Landscapes from Floyd County, Southwest Virginia by Fred First
I rushed frantically to reach the high clearing for a shot of the late afternoon light through a blue fog that lift out of the valley. That, I thought, was my reason to be there.

With great purpose and focus, I rushed from my car at a favorite Parkway overlook, and while stumbling through the windswept forest with tripod and camera bag headed toward the open pasture views of a fog-pale distant landscape, I was struck by the beauty of the autumn woods that I was hurrying through.

But it struck me: if it was the magic of light I was after, why, here it was, just at my feet.

I stopped and spent a precious few minutes there before rushing to the last of the light at the clearing. And in the end, it was these shots of windblown ferns in their last grand display of fall that pleased me most from that afternoon excursion.

Here again at the end of their season of life as at their beginnings, these hayscented ferns have taken on a pleasing translucence. Tattered by the wind, cinnamon and pale green against the dark shadows of gnarled, windpruned treetrunks, there was a kind of magic in the light.

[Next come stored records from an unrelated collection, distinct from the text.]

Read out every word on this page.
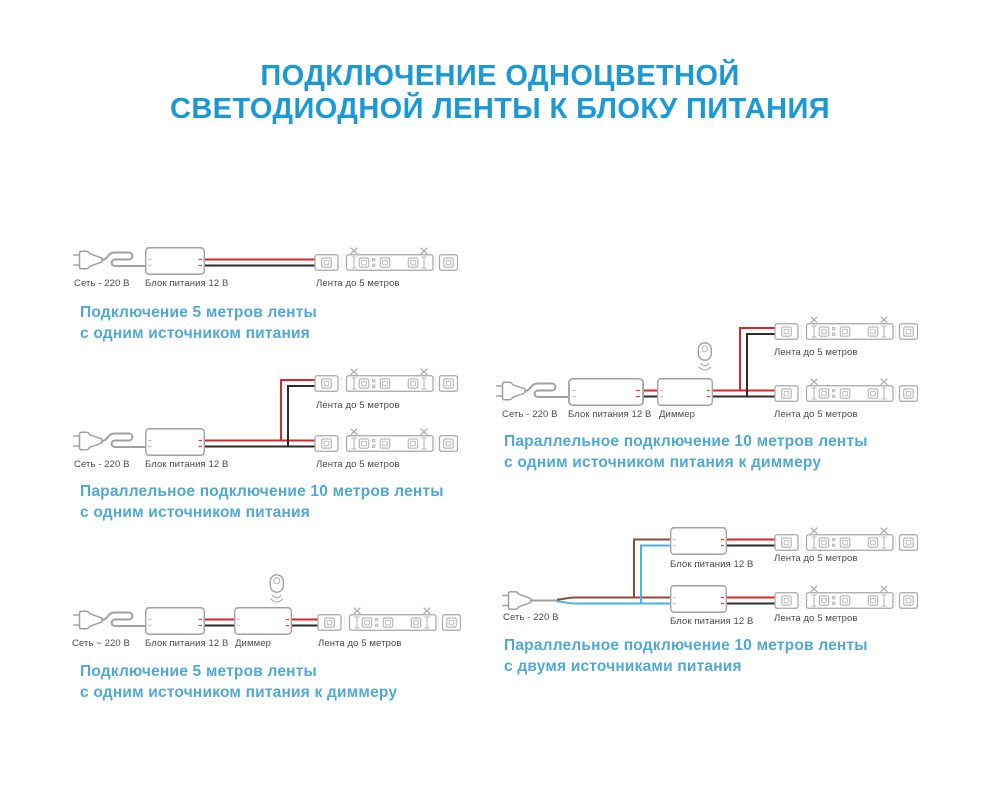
ПОДКЛЮЧЕНИЕ ОДНОЦВЕТНОЙ
СВЕТОДИОДНОЙ ЛЕНТЫ К БЛОКУ ПИТАНИЯ
Сеть - 220 В Блок питания 12 В	Лента до 5 метров
Лента до 5 метров
Сеть - 220 В Блок питания 12 В	Лента до 5 метров
Сеть ~ 220 В Блок питания 12 В Диммер	Лента до 5 метров
Лента до 5 метров
Сеть - 220 В Блок питания 12 В Диммер	Лента до 5 метров
Лента до 5 метров
Блок питания 12 В
Сеть - 220 В	Лента до 5 метров
Блок питания 12 В
Подключение 5 метров ленты
с одним источником питания
Параллельное подключение 10 метров ленты
с одним источником питания
Подключение 5 метров ленты
с одним источником питания к диммеру
Параллельное подключение 10 метров ленты
с одним источником питания к диммеру
Параллельное подключение 10 метров ленты
с двумя источниками питания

And once home, yes, I've added to the fantasy story-book magic by applying my brushes--Photoshop--because this reminds me of the art in the nature we would otherwise rush past. This is the way I remember the moment; this is what I want others to feel when they share it with me.

But the true art comes, as it has for centuries, from those who use real pens, pencils and brushes and palettes to create solely by their imaginations those "effects" I can only bring about by clicking the right buttons. Those artists saw the same magic, and made it real by the power of their eye, heart and hand.

So I consider it the sincerest form of flattery that I imitate artists, as artists draw their vision from landscapes that wait for us to notice.